A West Coast man has received a record damages payment after a High Court jury found force used by police to arrest him was not in justifiable self-defence.

Johnny Menzies, of Dunollie, near Greymouth, was awarded $35,000 in aggravated damages in the High Court in Christchurch yesterday.

A jury found Constable Terrence Hunt had struck Mr Menzies with a baton and a police torch and had kicked him - force it did not regard as justifiable self-defence.

It found Mr Hunt had subsequently fabricated evidence in order to prosecute Mr Menzies.


The jury also found Mr Menzies was imprisoned wrongfully and without reasonable cause and that he had not started the incident by reaching into a police car and grabbing Mr Hunt, as Mr Hunt had claimed.

Three other police officers named in the lawsuit, Phillip Little, Jeffrey Andrew and Simon Merry, were found not to have inflicted any deliberate injuries during the incident.

The previous highest damages award to a person in police custody is believed to be $30,000, paid to Masterton man Lee Harris in 1999 after a 1996 incident.

Mr Menzies had claimed he was threatened with arrest for no reason as he walked home from the Dunollie Hotel early on July 8, 2000. He said he was brutally assaulted by the group of police, who maliciously prosecuted him to cover their tracks.

Police had claimed Mr Menzies was the aggressor and that all his injuries were justifiable.

Mr Menzies said yesterday that he had mixed feelings about the verdicts. He was pleased by the findings against Mr Hunt but wanted all the issues raised in the trial to be taken further.

"I can't be entirely happy about the verdict or unhappy about it either," he said.

"It's been four long years. I just hope that these people's evidence gets scrutinised by a proper independent investigation.

"The police have got to start waking up. They shouldn't be investigating themselves. The job should be done properly."

Mr Menzies praised the West Coasters who had supported him from the public gallery during the trial.

"We'd never have got as far down the road against the powerful police organisation without the support of the West Coast people."

Mr Menzies' counsel, Doug Taffs, said the matter should never have got to the point of a criminal trial in the first place, and he thought it had been handled poorly.

"The verdict exonerates Johnny," he said.

Nicholas Till, for the police, declined to comment.

The head of the West Coast police last night vowed to stand by his officers, saying they had been finally vindicated after four years of damning allegations.

Tasman District Police Commander Superintendent Grant O'Fee said claims that police instigated an organised beating of Mr Menzies had been shown to be false and could now be laid to rest.
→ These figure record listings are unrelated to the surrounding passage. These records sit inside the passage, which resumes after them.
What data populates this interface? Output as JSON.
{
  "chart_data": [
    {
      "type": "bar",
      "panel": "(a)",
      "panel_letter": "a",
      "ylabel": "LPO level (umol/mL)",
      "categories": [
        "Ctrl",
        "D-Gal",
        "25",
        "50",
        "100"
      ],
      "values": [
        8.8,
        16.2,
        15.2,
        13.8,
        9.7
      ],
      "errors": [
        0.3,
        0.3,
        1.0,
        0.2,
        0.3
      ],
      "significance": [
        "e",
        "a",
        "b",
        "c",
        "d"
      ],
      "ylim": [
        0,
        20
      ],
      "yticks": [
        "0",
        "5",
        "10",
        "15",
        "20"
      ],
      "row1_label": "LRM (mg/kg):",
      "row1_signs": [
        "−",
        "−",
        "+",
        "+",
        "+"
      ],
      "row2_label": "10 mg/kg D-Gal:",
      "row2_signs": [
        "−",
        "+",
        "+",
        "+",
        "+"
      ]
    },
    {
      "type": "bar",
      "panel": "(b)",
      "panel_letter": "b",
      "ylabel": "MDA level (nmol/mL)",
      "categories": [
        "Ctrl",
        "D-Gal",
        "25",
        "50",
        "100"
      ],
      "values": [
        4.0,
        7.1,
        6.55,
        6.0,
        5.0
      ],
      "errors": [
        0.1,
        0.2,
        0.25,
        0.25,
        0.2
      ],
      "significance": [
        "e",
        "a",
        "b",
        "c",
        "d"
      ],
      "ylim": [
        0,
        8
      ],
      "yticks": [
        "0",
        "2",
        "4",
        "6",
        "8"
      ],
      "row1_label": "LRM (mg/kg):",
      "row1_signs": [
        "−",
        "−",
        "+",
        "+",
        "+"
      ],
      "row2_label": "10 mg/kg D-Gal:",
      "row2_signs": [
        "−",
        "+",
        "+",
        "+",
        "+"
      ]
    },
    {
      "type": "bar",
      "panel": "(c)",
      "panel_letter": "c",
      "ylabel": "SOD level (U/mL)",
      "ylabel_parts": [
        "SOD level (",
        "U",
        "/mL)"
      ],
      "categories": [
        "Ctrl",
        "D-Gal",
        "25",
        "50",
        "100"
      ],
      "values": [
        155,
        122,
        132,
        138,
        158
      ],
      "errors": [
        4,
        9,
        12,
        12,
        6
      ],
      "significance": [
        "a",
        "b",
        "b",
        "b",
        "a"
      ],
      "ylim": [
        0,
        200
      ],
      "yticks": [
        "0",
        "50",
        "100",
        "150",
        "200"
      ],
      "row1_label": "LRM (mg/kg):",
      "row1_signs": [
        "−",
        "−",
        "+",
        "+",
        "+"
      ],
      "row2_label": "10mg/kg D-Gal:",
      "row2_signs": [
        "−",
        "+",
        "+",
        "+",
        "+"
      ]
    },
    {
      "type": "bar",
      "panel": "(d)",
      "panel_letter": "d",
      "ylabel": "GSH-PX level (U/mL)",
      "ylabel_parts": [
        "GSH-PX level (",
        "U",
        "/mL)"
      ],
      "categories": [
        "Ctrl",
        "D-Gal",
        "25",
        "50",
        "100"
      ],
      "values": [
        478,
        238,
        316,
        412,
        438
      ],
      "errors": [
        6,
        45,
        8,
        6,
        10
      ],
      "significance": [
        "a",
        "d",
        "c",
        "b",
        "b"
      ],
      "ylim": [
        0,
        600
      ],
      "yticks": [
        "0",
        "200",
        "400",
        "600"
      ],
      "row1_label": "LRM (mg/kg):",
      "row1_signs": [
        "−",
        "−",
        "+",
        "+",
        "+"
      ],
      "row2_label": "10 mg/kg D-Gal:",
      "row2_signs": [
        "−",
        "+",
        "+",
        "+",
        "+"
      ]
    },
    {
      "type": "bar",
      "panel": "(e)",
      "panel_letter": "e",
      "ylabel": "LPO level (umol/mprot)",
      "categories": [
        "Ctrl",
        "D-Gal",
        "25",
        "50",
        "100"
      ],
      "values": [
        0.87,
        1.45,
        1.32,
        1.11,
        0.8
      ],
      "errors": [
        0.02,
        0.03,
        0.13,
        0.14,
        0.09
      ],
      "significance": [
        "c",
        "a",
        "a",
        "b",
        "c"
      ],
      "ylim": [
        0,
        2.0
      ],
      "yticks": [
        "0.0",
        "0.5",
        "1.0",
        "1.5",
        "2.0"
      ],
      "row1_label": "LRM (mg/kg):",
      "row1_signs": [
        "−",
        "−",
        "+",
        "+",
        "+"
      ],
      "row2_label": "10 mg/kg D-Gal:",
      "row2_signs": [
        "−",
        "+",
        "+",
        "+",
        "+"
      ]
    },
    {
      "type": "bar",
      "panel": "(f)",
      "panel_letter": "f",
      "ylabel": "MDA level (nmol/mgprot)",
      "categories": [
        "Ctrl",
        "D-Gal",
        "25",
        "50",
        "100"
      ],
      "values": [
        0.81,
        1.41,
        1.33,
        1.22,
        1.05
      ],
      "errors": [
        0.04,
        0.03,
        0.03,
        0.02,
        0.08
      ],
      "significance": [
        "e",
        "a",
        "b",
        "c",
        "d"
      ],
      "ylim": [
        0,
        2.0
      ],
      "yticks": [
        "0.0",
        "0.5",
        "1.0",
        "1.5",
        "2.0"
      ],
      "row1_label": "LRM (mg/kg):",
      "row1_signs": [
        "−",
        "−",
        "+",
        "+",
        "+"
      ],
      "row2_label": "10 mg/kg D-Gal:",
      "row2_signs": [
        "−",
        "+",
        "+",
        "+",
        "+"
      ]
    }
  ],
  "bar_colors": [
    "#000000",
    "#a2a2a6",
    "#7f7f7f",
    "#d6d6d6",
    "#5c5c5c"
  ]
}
"As far as I am concerned, the false allegations against four of my officers, accused of carrying out an organised beating, have been resolved," he said.

"I'm very pleased that the names of these officers, who were said to have handcuffed a man and smashed his head off of a lamp-post, have been cleared.

"I stand by all of the officers, including Constable Hunt, as I have done throughout this case.

"Obviously I would have been delighted if the whole thing had gone for us, but at least now we can put it behind us."

Mr O'Fee said police officials had sought legal guidance on what action they would now take.

"This is an extremely complex verdict and something we will be thoroughly looking into," he said.

"The court found that the injuries to Menzies were unjustified and we are taking legal advice in relation to that arm of the case."

Rob Nicholl, a former top detective on the West Coast, had carried out a private investigation of the incident and passed on his misgivings to Mr O'Fee.

Mr Nicholl said he had been downhearted to find the forensic evidence contradicted Mr Hunt's account and that the police examination of the scene was seriously deficient.

"I was more disappointed than surprised," he said. "I gave 26 bloody years of my life to the police. A full and fair investigation was required and they never had one."

Mr Nicholl called for a fully independent inquiry into the incident and how the police handled it.